I object specifically to your bold. Sapiens in Morocco appeared 315,000 years ago with NO NEW changes in their lifestyle or artifacts. 50-70,000 years ago language started to appear. Caves were still used until much later. All stasis, no invention of the great idea you propose caused it!!! No evidence of anything new.

dhw: That applies to all the expansions. But when sapiens’ new ideas did come along, they were implemented through complexification (and only minor expansions). The theory is supported by the known fact that the modern brain changes (complexifies and expands on a minor scale) IN RESPONSE to new requirements. It does not complexify or expand in anticipation of new requirements. Now please tell me what has changed in my theory.

Nothing. That is exactly my point. You talk around my objection while changing nothing.

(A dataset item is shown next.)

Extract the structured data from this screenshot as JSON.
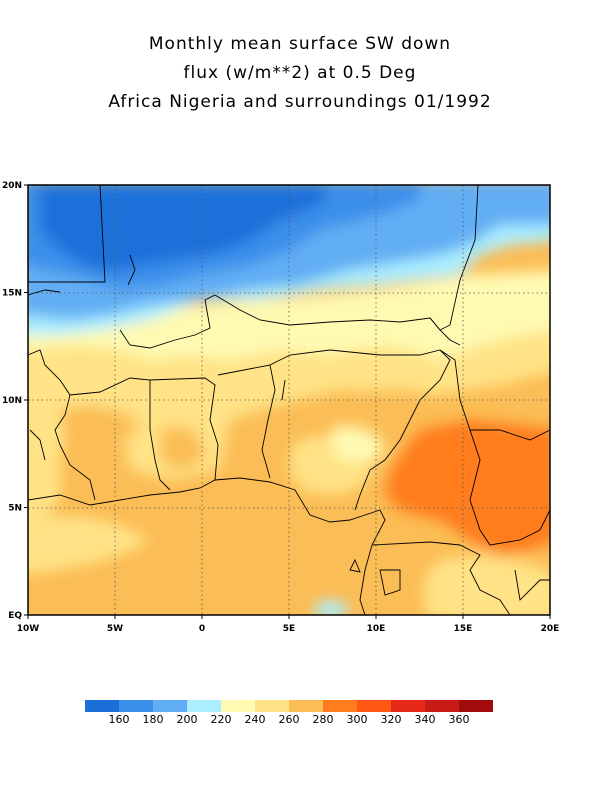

Where is the refutation of my point? Where is the sapiens' implementation that cause the expansion?


DAVID (re shrinkage): Your assumption that the extra neurons were never used, is not my theory. My point is that many of them were used in the plastic reorganization of our brain to fit our new uses and needs. I assume old and new neurons were discarded as unnecessary after the reorganization.

dhw: No, my assumption is that the extra neurons WERE used to implement whatever caused the initial expansion, but were not needed subsequently, when eventually complexification took over from expansion. I really don’t know why you think the whole brain had to be reorganized. In what way? Do you think the cerebellum became the cerebrum, or what? I would assume that all the different areas remained the same, but some of them simply discarded cells that were no longer needed. Too simple for you?

I don't know where to begin. The folded cortex of the forebrain did lots of changing as we learned to think with it. Language, as it developed required Broca's area to complexify. The occipital cortex had to learn how to read The motor area had to learn how to control lips and tongue and hand if writing. Opera singing involved marked brain changes. And we invented all sort of physical activity: I'll use gymnastic activity and musical instruments such as piano and violin as complex examples. That is a small examples of all I might list. Your bold is pure silliness. No thought involved.